In 1991, I began trading for Morgan Stanley, the investment bank, in London. I was trading bonds, derivatives and related securities. One of those securities was based on the three-month Libor rate: the interest rate at which banks can borrow money for three months from each other. Morgan Stanley does not trade on the interbank market so I could not directly borrow or loan money at Libor rates. What I could do, however, was trade a futures contract on the three-month Libor rate.

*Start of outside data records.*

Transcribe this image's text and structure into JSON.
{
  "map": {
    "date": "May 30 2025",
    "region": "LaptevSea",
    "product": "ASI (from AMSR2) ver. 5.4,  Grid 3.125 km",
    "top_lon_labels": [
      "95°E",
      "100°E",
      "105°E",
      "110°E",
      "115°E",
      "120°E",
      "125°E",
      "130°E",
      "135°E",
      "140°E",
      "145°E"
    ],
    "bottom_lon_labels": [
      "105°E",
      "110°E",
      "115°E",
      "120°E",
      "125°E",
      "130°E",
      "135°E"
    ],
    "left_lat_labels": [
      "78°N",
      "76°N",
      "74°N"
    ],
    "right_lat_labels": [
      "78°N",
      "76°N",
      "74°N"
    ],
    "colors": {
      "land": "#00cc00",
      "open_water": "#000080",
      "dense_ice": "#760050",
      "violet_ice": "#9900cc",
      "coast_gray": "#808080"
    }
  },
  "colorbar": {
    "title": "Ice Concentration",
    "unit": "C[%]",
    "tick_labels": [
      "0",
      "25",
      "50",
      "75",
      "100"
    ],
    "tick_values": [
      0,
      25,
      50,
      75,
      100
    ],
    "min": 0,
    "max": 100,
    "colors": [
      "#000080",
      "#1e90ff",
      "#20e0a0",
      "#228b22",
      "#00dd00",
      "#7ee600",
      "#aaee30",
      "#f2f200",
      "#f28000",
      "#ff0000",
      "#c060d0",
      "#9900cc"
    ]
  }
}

As an example of how a futures contract works, consider the following. Suppose that we are concerned about three-month Libor rates increasing in the future; in particular, we are concerned about what the three-month rate will be in September. If that rate is, say, 1 per cent, we can agree today to effectively lock it in. If, come September, the actual three-month rate is 2 per cent, then our contract will ensure we can still borrow at 1 per cent. Futures contracts on three-month Libor were – and are – traded on the London International Financial Futures Exchange (Liffe, now part of NYSE Euronext). There was a standard contract for the month of September. That contract had its rate settled on the third Wednesday of the month, at 11am.
In 1991, I had live trading screens that showed the Libor rates. In September of that year, on the third Wednesday, at 11am, I watched those screens to see where the futures contract shouldsettle. Shortly afterwards, Liffe announced the contract settlement rate. Its rate was different from what had been shown on my screens, by a few hundredths of a per cent.